Studies from our group and others have indicated that paracrine function is one of major mechanisms underlying stem cell-mediated cardioprotection. To improve therapeutic efficacy of cardiac stem cells (CSCs), modification of CSCs to enhance their paracrine actions is of great interest. We have shown previously that stem cells from female sex produced greater levels of protective growth factors compared with male stem cells.

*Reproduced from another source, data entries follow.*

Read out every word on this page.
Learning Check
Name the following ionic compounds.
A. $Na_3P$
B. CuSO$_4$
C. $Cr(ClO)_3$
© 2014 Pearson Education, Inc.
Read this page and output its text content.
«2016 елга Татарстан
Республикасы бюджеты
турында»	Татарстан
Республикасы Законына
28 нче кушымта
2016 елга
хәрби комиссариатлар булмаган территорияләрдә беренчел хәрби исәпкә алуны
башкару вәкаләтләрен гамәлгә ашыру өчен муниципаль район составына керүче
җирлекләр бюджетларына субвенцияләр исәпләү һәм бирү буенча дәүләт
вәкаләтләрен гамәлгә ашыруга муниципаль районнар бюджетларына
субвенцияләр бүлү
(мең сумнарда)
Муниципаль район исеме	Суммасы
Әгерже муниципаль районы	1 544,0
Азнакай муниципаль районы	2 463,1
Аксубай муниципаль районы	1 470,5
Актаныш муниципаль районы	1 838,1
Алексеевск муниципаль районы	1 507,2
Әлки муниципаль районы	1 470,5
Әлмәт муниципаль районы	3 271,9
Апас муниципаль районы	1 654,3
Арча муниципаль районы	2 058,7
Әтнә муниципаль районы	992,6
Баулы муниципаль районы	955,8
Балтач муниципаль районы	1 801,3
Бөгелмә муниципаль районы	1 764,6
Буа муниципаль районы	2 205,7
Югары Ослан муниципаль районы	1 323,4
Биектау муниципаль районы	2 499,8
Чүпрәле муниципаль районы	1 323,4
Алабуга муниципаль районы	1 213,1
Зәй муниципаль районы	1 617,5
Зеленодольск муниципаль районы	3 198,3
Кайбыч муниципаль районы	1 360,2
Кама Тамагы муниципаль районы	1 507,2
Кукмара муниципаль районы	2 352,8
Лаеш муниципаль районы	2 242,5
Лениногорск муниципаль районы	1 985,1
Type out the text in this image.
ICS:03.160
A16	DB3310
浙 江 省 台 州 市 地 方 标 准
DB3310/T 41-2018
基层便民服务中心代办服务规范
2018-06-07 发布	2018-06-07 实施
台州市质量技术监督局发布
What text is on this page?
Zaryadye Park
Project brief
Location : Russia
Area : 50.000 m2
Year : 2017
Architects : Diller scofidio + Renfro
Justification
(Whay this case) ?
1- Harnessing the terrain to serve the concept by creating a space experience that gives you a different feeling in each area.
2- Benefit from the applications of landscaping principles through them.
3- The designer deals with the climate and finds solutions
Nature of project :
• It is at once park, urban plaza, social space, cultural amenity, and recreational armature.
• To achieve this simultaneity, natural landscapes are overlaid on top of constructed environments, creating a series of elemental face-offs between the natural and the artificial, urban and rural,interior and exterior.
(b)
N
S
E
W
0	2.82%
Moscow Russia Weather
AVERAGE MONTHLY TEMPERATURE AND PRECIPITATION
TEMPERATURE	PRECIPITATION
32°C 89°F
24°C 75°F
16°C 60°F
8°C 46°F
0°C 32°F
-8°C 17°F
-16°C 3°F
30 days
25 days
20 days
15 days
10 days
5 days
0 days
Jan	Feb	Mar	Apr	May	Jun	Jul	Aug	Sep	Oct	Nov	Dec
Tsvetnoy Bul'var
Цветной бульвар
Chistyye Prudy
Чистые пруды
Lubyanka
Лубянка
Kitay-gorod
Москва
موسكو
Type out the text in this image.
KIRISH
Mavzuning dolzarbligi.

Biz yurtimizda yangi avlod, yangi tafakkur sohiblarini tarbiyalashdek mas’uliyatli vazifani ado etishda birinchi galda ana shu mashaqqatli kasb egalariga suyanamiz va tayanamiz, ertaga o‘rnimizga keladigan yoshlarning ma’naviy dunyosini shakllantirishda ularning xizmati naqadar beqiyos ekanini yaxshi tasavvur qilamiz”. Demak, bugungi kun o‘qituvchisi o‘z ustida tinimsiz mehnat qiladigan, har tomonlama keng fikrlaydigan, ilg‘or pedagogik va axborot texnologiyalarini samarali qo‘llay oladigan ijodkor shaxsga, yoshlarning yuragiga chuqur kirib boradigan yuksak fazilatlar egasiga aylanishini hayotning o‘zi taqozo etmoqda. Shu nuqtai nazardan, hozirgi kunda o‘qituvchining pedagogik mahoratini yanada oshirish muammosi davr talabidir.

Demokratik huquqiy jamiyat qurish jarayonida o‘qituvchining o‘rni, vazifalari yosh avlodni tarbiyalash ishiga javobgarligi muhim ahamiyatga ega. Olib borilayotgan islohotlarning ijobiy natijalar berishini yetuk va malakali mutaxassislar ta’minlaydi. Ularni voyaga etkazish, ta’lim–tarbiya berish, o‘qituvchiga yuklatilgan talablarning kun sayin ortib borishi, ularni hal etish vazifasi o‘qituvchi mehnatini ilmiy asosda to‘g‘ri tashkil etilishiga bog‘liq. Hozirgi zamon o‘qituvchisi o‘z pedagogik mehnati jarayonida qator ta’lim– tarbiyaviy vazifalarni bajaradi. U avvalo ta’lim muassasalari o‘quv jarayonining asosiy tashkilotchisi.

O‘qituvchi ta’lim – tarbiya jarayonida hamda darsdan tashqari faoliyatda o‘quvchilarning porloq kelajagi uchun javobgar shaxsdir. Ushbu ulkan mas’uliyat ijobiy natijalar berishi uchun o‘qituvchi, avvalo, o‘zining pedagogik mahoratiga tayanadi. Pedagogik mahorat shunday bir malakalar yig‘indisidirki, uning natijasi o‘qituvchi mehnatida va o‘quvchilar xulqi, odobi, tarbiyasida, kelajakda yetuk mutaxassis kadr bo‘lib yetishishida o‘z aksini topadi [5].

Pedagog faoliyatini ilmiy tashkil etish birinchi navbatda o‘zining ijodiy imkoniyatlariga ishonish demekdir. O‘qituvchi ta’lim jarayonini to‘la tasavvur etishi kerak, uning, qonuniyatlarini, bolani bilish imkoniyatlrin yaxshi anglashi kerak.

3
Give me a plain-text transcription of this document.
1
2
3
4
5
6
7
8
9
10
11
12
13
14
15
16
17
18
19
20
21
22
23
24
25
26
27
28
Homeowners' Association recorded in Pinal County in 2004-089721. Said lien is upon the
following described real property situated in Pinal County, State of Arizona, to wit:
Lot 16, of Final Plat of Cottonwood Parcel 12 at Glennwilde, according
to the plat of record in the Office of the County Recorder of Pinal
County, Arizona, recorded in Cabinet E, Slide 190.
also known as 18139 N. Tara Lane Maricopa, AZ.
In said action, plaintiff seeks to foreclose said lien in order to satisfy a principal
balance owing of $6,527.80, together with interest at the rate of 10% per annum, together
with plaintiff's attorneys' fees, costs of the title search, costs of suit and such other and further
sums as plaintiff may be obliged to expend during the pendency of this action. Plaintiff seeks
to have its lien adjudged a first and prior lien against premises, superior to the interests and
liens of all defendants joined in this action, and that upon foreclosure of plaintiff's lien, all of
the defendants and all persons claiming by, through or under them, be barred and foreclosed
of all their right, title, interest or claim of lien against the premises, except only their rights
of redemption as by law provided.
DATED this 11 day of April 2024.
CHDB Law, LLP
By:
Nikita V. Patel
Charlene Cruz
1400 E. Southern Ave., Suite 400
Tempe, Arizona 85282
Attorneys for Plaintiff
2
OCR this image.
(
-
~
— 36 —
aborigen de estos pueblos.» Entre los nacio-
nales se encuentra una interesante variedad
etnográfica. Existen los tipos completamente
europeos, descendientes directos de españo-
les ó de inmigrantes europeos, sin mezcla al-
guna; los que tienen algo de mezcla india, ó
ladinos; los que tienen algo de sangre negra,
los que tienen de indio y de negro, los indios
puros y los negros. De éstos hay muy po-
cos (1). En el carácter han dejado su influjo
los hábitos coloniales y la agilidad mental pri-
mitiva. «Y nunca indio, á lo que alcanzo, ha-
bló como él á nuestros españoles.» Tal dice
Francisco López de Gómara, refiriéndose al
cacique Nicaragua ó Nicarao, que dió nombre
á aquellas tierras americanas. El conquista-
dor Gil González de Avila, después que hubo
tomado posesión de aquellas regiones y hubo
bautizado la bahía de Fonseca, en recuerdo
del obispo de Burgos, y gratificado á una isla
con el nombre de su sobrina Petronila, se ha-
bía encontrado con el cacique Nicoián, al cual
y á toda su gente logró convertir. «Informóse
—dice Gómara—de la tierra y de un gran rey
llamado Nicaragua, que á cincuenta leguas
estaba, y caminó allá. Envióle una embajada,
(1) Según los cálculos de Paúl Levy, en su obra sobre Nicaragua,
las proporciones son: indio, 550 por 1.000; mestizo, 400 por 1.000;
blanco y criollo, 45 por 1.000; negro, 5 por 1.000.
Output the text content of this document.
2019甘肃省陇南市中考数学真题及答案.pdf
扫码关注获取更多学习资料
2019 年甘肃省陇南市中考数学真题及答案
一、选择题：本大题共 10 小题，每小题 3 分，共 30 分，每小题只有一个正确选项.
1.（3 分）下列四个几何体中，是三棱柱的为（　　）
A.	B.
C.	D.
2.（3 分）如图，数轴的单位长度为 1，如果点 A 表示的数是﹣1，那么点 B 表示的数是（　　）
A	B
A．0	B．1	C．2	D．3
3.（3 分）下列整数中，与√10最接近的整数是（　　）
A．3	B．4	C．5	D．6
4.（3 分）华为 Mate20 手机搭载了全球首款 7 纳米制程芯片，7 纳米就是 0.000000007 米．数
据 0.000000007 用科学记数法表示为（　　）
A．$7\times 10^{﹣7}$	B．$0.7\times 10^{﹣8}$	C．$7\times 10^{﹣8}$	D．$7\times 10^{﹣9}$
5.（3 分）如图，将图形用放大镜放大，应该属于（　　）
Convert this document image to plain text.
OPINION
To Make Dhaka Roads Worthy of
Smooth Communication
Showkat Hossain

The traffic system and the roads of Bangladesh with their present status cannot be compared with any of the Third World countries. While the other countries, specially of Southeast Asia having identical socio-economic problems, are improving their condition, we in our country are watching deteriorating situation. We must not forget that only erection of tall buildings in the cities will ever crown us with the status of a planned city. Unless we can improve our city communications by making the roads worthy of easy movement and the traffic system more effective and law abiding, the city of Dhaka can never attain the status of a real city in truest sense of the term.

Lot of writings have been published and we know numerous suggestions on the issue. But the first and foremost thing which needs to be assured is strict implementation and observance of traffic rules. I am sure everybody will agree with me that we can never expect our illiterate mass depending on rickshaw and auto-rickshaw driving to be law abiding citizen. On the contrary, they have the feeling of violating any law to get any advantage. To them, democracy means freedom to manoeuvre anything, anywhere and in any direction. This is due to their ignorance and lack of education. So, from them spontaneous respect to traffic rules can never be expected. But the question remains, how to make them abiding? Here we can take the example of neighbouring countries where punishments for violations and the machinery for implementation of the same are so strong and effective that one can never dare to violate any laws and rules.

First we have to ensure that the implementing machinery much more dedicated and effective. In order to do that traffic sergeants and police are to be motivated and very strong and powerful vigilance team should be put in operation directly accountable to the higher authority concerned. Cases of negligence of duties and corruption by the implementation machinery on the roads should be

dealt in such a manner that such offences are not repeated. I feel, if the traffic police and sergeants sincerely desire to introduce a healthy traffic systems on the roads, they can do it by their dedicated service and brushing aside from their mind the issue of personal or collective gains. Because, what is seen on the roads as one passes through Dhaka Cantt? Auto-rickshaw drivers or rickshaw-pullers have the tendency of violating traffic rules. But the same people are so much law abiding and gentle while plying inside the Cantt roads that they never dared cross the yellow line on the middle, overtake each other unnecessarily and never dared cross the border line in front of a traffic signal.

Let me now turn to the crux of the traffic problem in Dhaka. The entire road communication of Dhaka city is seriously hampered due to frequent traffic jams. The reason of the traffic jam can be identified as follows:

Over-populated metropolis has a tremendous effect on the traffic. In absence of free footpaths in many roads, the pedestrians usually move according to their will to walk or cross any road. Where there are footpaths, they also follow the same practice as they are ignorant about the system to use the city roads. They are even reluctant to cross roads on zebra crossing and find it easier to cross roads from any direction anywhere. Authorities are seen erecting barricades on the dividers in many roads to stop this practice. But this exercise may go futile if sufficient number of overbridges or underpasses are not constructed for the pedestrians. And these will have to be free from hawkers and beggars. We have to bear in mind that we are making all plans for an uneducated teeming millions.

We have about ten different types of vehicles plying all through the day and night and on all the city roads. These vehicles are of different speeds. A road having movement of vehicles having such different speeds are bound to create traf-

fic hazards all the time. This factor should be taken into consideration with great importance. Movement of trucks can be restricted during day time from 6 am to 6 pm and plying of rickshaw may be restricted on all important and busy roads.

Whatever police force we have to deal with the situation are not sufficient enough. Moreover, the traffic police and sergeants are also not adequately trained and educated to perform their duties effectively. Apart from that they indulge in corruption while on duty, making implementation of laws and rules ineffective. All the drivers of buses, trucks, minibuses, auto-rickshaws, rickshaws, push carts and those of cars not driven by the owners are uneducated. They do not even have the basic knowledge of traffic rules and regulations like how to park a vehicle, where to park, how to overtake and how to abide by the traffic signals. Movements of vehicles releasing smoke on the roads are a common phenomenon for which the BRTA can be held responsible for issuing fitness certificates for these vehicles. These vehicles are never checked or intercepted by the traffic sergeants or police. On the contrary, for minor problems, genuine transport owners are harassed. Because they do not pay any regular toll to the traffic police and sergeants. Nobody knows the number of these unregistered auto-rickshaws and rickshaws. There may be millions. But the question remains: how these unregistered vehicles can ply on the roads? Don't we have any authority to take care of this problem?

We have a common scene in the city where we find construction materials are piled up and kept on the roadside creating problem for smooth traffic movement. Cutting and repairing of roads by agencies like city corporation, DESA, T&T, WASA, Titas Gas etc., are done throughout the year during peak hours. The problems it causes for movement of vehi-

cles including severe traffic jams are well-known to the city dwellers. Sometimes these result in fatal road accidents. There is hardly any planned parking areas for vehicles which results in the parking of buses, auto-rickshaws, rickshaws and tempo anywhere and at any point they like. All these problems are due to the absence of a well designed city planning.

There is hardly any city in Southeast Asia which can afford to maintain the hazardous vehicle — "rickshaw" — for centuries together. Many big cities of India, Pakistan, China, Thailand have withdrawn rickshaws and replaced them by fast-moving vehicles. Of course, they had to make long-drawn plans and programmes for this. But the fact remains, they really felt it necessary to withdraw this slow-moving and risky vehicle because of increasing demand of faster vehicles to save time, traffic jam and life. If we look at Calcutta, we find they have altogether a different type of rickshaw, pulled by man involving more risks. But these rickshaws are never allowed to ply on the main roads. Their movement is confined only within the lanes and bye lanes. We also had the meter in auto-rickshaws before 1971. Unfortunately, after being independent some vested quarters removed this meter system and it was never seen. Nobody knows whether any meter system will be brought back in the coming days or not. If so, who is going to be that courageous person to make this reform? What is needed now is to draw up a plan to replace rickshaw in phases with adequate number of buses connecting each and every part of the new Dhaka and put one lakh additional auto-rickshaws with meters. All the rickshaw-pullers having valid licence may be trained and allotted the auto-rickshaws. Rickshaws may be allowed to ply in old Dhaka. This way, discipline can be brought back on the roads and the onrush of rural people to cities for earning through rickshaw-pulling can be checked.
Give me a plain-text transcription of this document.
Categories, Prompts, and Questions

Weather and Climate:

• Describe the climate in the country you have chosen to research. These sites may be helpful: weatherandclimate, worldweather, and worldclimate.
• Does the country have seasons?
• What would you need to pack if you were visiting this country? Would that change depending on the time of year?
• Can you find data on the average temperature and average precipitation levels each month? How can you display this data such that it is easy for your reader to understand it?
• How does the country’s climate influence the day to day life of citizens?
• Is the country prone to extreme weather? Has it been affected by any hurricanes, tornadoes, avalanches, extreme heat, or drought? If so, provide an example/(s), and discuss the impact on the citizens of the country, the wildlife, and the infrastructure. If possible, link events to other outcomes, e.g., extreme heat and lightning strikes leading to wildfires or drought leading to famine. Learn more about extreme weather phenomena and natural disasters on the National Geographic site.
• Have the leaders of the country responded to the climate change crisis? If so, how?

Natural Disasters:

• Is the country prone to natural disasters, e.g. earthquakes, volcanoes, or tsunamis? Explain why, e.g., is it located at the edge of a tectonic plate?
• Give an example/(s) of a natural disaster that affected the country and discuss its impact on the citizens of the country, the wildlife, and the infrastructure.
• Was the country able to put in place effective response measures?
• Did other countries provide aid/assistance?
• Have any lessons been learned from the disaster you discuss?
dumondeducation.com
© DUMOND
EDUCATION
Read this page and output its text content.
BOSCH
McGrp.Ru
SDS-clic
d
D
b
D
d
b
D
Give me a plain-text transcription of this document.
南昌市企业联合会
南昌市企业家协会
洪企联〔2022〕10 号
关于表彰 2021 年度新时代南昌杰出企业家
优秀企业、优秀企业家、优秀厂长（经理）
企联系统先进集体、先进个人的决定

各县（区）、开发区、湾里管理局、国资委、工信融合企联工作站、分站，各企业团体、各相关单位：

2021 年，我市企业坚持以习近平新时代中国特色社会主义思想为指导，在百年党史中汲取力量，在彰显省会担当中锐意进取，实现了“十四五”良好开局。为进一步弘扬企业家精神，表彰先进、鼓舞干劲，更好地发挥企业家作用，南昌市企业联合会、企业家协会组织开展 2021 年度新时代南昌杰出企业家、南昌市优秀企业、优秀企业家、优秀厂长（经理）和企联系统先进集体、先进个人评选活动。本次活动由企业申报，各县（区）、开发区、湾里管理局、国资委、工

In addition, 17β-estradiol (E2)-treated mesenchymal stem cells provided better protection in the ischemia/reperfusion (I/R)-injured myocardium compared with untreated cells. In this study, therefore, we hypothesized that (1) treatment with E2 would improve CSC-mediated acute protection of cardiac function after global I/R; and (2) this greater protection in E2-treated CSCs would be attributable to the beneficial effect of E2 on paracrine actions of CSCs. CSCs were harvested from C57BL mouse hearts. Myocardial I/R was performed in isolated mouse hearts via a Langendorff model. A total of 0.1 × 10(6)/mL of untreated CSCs or E2-treated CSCs was infused into mouse hearts before ischemia or during the initiation of reperfusion. Heart tissue was used for analysis of activation of caspase-3 and STAT3. Secretion of vascular endothelial growth factor and stromal cell-derived factor 1α by CSCs and E2-treated CSCs was determined. In addition, the conditioned medium from the cultivation of CSCs and E2-modified CSCs was used to treat cardiomyocytes during hypoxia. E2-treated CSCs produced greater levels of vascular endothelial growth factor and stromal cell-derived factor 1α compared with untreated CSCs. Preischemic infusion of CSCs and E2-treated CSCs improved myocardial function, increased activation of myocardial STAT3 (a prosurvival signaling), and reduced active caspase-3 after acute I/R compared with the vehicle group. The greater protection was observed in E2-treated CSC group than in CSC group. Additionally, infusion of E2-treated CSCs, but not untreated CSCs, during the initiation of reperfusion protected cardiac function after I/R, further indicating the beneficial effect of E2 on CSC protective function. Treatment with E2 enhanced CSC-derived protective factor production and improved CSC-mediated protection of cardiac function and myocyte survival after acute I/R, suggesting that in vitro modification of CSCs may improve their therapeutic outcome.